Lo scorso 6 giugno è uscito su tutte le piattaforme di streaming “Logic”, il nuovo album di CLAT, che si distingue per essere diviso in due versioni, in inglese ed in italiano, e caratterizzato da atmosfere futuristiche e quasi apocalittiche. Abbiamo ascoltato il primo per entrare nel mondo di CLAT!

Dai gruppi punk al pop futuritstico: chi è CLAT?

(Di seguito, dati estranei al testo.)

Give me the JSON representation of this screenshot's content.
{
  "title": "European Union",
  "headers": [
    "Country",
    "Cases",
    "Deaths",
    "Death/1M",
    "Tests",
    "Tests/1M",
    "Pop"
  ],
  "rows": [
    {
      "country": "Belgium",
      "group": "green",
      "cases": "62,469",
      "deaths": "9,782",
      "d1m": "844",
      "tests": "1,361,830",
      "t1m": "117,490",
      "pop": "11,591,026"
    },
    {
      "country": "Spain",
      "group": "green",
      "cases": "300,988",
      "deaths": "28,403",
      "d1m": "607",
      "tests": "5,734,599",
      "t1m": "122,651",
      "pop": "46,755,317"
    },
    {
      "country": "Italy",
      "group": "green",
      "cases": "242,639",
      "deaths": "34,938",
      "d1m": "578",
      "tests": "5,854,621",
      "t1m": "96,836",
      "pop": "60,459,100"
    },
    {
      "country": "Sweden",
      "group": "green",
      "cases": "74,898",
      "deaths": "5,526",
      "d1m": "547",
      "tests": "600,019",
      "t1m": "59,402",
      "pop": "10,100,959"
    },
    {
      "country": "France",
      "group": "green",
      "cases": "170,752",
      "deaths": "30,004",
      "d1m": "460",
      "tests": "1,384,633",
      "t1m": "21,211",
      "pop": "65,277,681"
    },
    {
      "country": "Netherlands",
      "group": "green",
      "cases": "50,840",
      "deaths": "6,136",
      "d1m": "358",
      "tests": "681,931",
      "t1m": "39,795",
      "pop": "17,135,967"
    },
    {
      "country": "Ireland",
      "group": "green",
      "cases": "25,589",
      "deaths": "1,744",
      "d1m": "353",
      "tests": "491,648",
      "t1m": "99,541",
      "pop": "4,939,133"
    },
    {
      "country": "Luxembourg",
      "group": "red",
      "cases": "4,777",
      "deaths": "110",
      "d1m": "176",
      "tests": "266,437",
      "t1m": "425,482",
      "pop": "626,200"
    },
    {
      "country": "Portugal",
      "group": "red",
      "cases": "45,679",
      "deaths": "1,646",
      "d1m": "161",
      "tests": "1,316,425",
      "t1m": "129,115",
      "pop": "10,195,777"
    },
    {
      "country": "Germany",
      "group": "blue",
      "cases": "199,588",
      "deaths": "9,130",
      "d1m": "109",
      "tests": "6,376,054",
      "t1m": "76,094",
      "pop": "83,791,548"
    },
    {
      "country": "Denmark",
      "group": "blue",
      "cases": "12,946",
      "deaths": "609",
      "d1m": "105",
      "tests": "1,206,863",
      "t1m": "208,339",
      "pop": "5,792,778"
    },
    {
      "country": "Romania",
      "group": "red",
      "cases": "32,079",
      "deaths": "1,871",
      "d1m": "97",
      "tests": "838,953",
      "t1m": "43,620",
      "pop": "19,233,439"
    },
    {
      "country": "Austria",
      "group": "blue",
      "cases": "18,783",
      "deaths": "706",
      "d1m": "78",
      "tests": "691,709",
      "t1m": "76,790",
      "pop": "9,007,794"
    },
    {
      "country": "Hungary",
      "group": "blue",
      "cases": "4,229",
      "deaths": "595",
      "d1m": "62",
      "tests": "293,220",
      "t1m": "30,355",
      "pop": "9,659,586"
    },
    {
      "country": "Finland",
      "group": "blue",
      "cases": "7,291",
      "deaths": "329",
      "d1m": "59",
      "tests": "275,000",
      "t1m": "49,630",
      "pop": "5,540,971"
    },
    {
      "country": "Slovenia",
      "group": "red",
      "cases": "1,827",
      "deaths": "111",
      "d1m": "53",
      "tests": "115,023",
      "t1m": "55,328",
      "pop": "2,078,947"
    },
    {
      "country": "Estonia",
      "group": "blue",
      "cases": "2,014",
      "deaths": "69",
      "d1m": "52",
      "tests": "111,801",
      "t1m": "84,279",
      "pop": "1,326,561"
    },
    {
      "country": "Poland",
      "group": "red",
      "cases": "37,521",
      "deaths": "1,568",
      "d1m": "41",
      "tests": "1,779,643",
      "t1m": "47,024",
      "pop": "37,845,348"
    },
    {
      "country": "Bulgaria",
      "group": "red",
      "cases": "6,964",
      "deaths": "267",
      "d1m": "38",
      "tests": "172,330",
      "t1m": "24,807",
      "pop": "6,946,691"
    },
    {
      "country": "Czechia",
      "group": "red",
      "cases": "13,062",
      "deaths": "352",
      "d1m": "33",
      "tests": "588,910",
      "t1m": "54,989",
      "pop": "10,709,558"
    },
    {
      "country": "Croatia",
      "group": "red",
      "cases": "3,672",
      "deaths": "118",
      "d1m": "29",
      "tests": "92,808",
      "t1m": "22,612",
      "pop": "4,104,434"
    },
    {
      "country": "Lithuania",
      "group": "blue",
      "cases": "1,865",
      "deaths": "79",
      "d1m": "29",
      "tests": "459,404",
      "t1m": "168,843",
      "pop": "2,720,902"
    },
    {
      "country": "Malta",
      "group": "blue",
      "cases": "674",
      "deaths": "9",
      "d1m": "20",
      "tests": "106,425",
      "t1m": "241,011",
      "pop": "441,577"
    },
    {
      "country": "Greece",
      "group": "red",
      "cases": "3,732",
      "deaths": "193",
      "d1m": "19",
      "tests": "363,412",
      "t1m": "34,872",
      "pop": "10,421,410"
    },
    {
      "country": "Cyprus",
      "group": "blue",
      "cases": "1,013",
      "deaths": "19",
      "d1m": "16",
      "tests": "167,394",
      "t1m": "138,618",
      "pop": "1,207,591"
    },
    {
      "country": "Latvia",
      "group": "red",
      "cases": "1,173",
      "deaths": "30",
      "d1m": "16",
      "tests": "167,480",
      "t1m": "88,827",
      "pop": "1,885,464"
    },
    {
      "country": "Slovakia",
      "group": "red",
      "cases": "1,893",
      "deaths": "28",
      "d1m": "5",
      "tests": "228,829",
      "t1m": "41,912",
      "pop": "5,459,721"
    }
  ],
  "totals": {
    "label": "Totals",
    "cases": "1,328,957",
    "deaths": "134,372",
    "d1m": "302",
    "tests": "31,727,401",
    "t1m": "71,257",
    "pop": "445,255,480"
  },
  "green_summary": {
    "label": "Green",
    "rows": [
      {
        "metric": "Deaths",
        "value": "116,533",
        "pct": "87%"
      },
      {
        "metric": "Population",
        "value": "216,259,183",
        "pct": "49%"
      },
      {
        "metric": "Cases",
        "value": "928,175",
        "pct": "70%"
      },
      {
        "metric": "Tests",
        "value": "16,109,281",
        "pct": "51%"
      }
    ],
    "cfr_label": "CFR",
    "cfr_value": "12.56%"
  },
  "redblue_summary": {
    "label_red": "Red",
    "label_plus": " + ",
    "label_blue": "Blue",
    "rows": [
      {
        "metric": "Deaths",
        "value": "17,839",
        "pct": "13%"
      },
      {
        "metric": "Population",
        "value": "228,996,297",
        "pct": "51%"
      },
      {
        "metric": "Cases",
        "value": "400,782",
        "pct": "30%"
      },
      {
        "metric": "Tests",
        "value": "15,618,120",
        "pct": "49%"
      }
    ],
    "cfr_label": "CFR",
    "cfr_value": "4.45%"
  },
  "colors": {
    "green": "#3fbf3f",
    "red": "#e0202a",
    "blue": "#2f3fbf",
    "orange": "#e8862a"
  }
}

Clat è il primo progetto da solista di Claudio Tagliabue. Già attivo come cantante e chitarrista per il gruppo rock Dusk (1998-2017) e attuale bassista dei Like Looking for Gold, nel pieno della pandemia ha pubblicato il suo primo lavoro da solo act “March 20 EP”, seguito pochi mesi dopo dal suo primo album ufficiale “Directions”, prodotto da Giordano Colombo e Fabrizio Saullo. Gli anni successivi sono caratterizzati da pubblicazioni molto eterogenee, che spaziano dall’indie alla musica strumentale, fino agli ultimi singoli “Il-logico” e “Brividiii”, che hanno anticipato l’uscita di Logic.

CLAT-Logic

Fin da subito il nuovo progetto di CLAT si distingue per un fortissimo effetto cinematico e da atmosfere ariose e spaziali. Ne è lampamte esempio il primo singolo strumentale (in tutto sono quattro) “My Logic”, che quasi funge da score di apertura di un viaggio intergalattico. Anche nei successivi singoli “Hopeful” e “3020 love affair”, con sonorità synth-pop, danno l’idea di stare vivendo un’avventura negli scenari apocalittici di Blade Runner 2049. Il viaggio continua, e passa dalle sfide di “Climb”, forse il pezzo più sofferto, fino alle ultime due tracce strumentali, tra cui l’ultima “30 seconds to the end”, un vero e proprio esfoliante per lavare via lo “sporco intergalattico” prima di ritornare sul pianeta Terra.

Per tutti coloro che desiderano intraprendere questo viaggio, Logic di Clat è disponibile su Spotify.